Looking forward: the October 2025 independent review

An independent review of the APP reimbursement regime is scheduled for October 2025. It will assess whether the policy is achieving its goals and where refinements may be needed. Key areas of focus are expected to include:

  • Fraud reduction: Despite improved reimbursement rates, overall fraud levels remain high. Experts are calling for an analysis of whether the policy is driving actual behavioural change or simply shifting fraud to other channels.
  • Reimbursement cap: The current £85,000 per-claim limit was introduced shortly before implementation. While it covers most cases by volume, some firms argue the cost burden for higher-value claims—especially when escalated to the Financial Ombudsman Service (FOS)—is skewed and may impact smaller PSPs’ market participation.
  • Consumer standard of care: Inconsistent application across firms has prompted calls for clearer guidance. The review may examine whether the current definition of gross negligence strikes the right balance between protection and accountability.
  • Operational delivery: The first six months have shown promising turnaround times, but payments professionals have flagged inconsistencies in inter-firm data sharing, monitoring standards, and reporting practices. These will likely be reviewed to improve transparency and consistency.
  • Scope and priorities: Some in the sector have questioned the inclusion of Confirmation of Payee (CoP) in the PSR’s wider fraud review, suggesting it may distract from evaluating the reimbursement scheme on its own terms.

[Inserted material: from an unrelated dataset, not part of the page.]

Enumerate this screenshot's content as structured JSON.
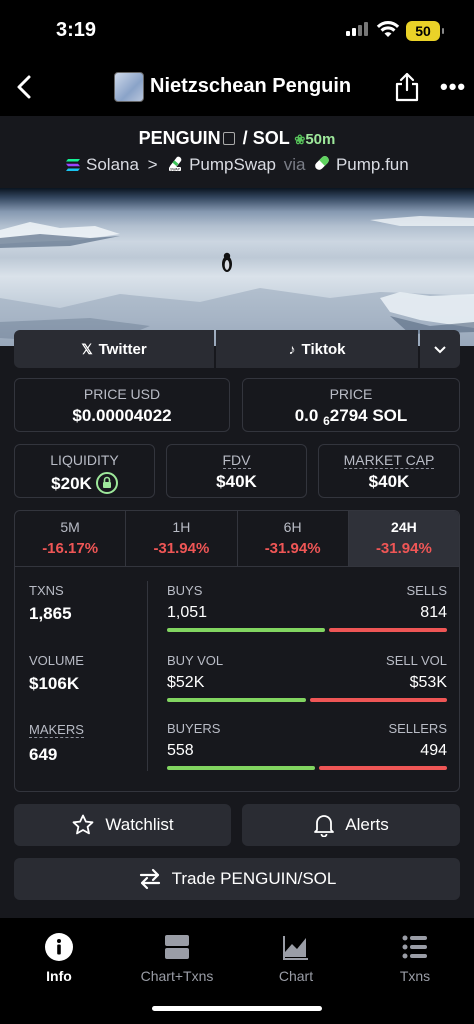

For many across the industry, the 2025 review is a crucial opportunity to assess whether the policy effectively supports victims, incentivises prevention, and ensures liability is more fairly distributed across the wider fraud ecosystem.

Key considerations for payments leaders

While mandatory reimbursement has improved redress for victims, payments experts widely agree it does not address the root causes of APP fraud. A longer-term solution will require broader cooperation beyond the financial sector.

Key priorities now emerging include:

  • Prevention over remediation: Reimbursement compensates losses but does not stop scams. Industry voices stress the need to shift focus to prevention, disrupting fraud before it occurs.
  • Shared responsibility across sectors: Most scams originate via social media, telecoms, and online platforms—yet liability under the current model falls largely on PSPs. Experts argue for a mandatory shared-responsibility framework, involving tech firms, telcos, and government.
  • Enhanced data sharing: Current intelligence-sharing remains inconsistent. A coordinated approach to real-time fraud data, typologies, and red flags is seen as essential to stopping scams in flight.
  • Stronger enforcement and policing: Fraud accounts for nearly 40% of crime but receives around 1% of police resources in the UK. Several stakeholders, including Tide and The Payments Association, have called for fraud to be treated as a national security issue.
  • Clarity for consumers: Ongoing education is needed to reinforce vigilance. The risk of over-reliance on reimbursement—particularly among less digitally literate or vulnerable groups—remains a concern.

As the October 2025 review approaches, the consensus is clear: compensation alone is not enough. Tackling APP fraud at scale will require a cross-sector strategy that aligns incentives, closes gaps in accountability, and strengthens defences at the point of fraud origination—not just at the point of payment.